The case is ruled in principal by Bemis v. Insurance Co., 200 Pa. 340, 49 A. 769, where we said (p. 342): " 'The law of the relation between the insurer and the insured, is the policy, with all its clauses, conditions and stipulations, by which their mutual rights and liabilities are defined and measured': West Branch Insurance Co. v. Helfenstein, 40 Pa. 289. In this case the policy stipulates that it 'shall be void if any change . . . take place in the interest, title, or possession of the subject of insurance.' The plaintiff was bound to know this provision of the contract. The prohibition is against any change in the title, or in any interest less than the title. The condition is an entirely proper one, and, having been made a part of the contract, the company had a right to rely upon it; indeed the relation of insurer and insured was only created by means of the offer upon the part of the company, subject to the exact conditions expressed in the policy, and the acceptance thereof by the plaintiff. The insurer clearly stipulated that any change in title, or in interest without its consent should avoid the policy."
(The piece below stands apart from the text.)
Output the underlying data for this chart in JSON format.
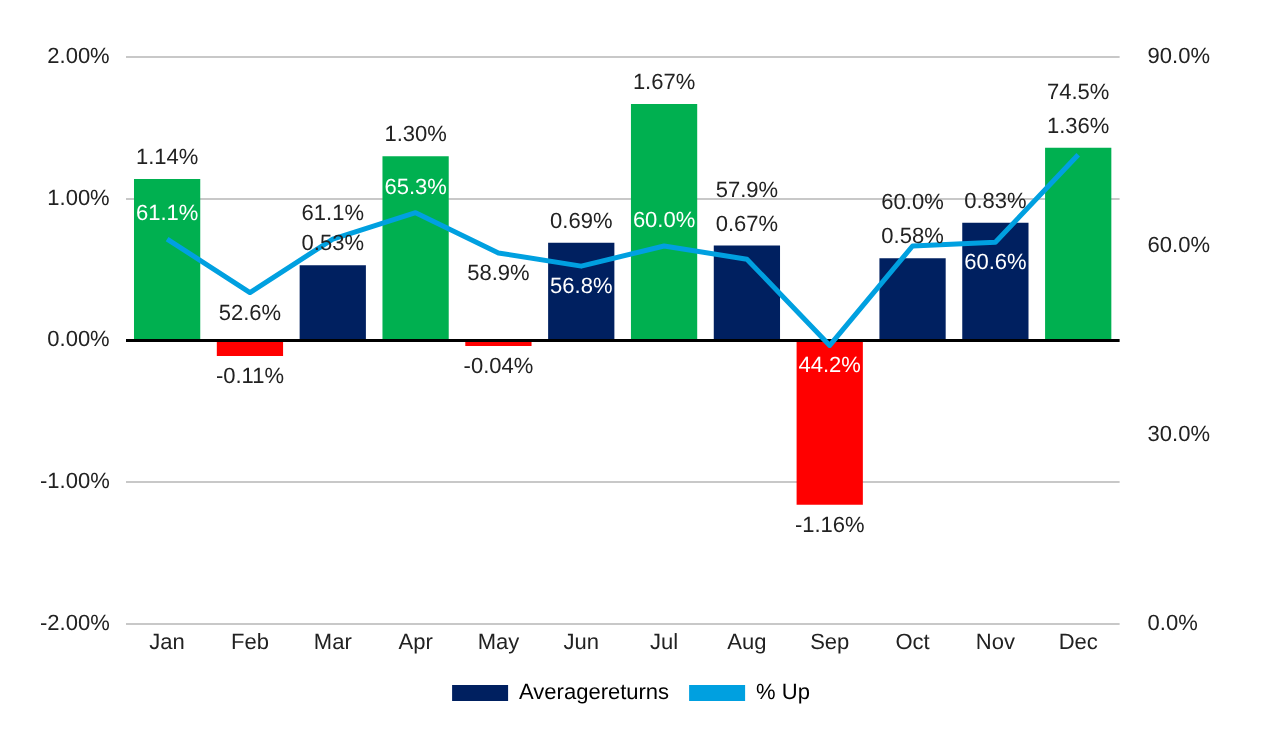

Appellee argues that defendant's conduct and correspondence constitute a waiver of all other defenses than that set forth in a letter which it wrote on February 27, 1935. This letter was addressed to Smith and a copy was sent to plaintiff in Missouri. It stated that a paper received by defendant from Smith and purporting to be a proof of loss suffered by plaintiff "is in no sense of the word a compliance with the requirements of the policy," that the paper was not accepted by defendant as a proof of loss and that Smith had no authority to execute or file it. It was further stated that the company disclaimed all liability under the policy. We think the principle sought to be invoked has no pertinency to the situation now before us. It has as its basis that the insured has been misled to her injury by the attitude the insurance company assumes, as the cases of Freedman v. Fire Association, 168 Pa. 249, 32 A. 39; Bush v. Hartford Fire Ins. Co., 222 Pa. 419, 71 A. 916; Zoller v. Hartford Fire Ins. Co., 272 Pa. 386, 116 A. 359, and Simons v. Safety Mutual Fire Ins. Co., 277 Pa. 200, 120 A. 822, demonstrate. All that the letter relied upon for the argument made amounts to, is a repudiation of the proofs of loss filed by Smith. Where, as here, the insured was not prejudicially affected by the position which the insurance company assumed, the principle can have no application: Fedas v. Ins. Co. of State of Penna., 300 Pa. 555, 151 A. 285.
The terms of the policy deny plaintiff's right to recover.
Judgment reversed and here entered for defendant.